Linda standing outside her home on Wednesday.



Linda standing outside her home on Wednesday.

Now Linda mourns at home, alone, except for their St. Bernard. She remains under quarantine and hopes she and her two youngest sons, who live in the area and had seen their father before he was hospitalized, can get a COVID-19 test. Until then, she talks at a distance from her driveway to those who stop by. 

One friend left a hockey stick with a blue ribbon and Beau’s name on her front porch. Someone else tied a blue ribbon with a “Bows for Beau” sign around a tree in her front yard. 

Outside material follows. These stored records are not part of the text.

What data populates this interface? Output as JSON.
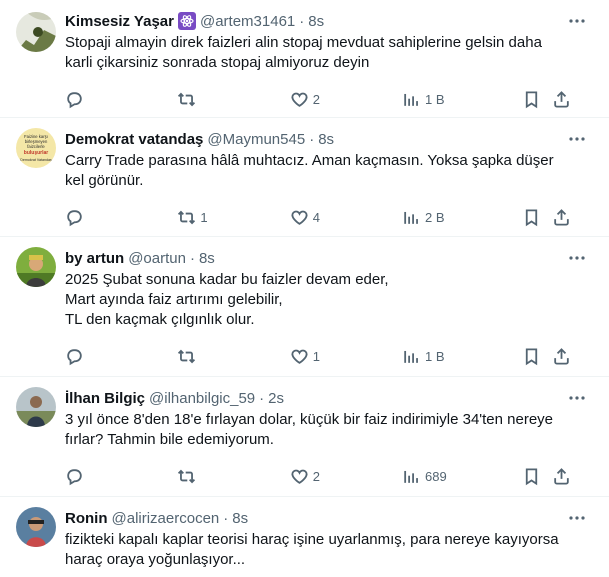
{
  "tweets": [
    {
      "name": "Kimsesiz Yaşar",
      "handle": "@artem31461",
      "time": "8s",
      "text": "Stopaji almayin direk faizleri alin stopaj mevduat sahiplerine gelsin daha\nkarli çikarsiniz sonrada stopaj almiyoruz deyin",
      "replies": "",
      "retweets": "",
      "likes": "2",
      "views": "1 B",
      "badge_icon": "atom-badge-icon"
    },
    {
      "name": "Demokrat vatandaş",
      "handle": "@Maymun545",
      "time": "8s",
      "text": "Carry Trade parasına hâlâ muhtacız. Aman kaçmasın. Yoksa şapka düşer\nkel görünür.",
      "replies": "",
      "retweets": "1",
      "likes": "4",
      "views": "2 B"
    },
    {
      "name": "by artun",
      "handle": "@oartun",
      "time": "8s",
      "text": "2025 Şubat sonuna kadar bu faizler devam eder,\nMart ayında faiz artırımı gelebilir,\nTL den kaçmak çılgınlık olur.",
      "replies": "",
      "retweets": "",
      "likes": "1",
      "views": "1 B"
    },
    {
      "name": "İlhan Bilgiç",
      "handle": "@ilhanbilgic_59",
      "time": "2s",
      "text": "3 yıl önce 8'den 18'e fırlayan dolar, küçük bir faiz indirimiyle 34'ten  nereye\nfırlar? Tahmin bile edemiyorum.",
      "replies": "",
      "retweets": "",
      "likes": "2",
      "views": "689"
    },
    {
      "name": "Ronin",
      "handle": "@alirizaercocen",
      "time": "8s",
      "text": "fizikteki kapalı kaplar teorisi haraç işine uyarlanmış, para nereye kayıyorsa\nharaç oraya yoğunlaşıyor...",
      "replies": "",
      "retweets": "",
      "likes": "",
      "views": ""
    }
  ],
  "avatar2_text": [
    "Faizine karşı",
    "birleşmeyen",
    "faizcilerle",
    "buluşurlar",
    "Demokrat Vatandaş"
  ],
  "colors": {
    "text": "#0f1419",
    "muted": "#536471",
    "divider": "#eff3f4",
    "badge": "#794bc4"
  }
}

She hasn’t decided what to do with her husband’s ashes. She looks forward to having a proper memorial when she can. She’s found talks with friends and family therapeutic, as well as writing about her husband. In his obituary, she listed his many interests, including buying, repairing and selling vintage clocks; reading books in French and listening to a French-speaking Windsor, Ontario, radio station; sailing; and practicing his repertoire of more than 60 songs on his classical, finger-style guitar three to four hours a day. 

“The soundtrack of my life is quiet now,” Linda wrote in the obituary. “I will so miss his robust and abiding sense of humor.’’

The family mourns virtually, in Zoom meetings, calls and texts. They recall Beaupre’s “bursting laugh” and large, inquisitive personality. 

“He’d talk to everyone,’’ said his brother, Dave. “It doesn’t matter if you were 8 or 98. He was one of the funniest people you’d ever know.”  

What gives them some relief is Beaupre himself ― that his life had an impact, that he brought love and joy to everyone left behind.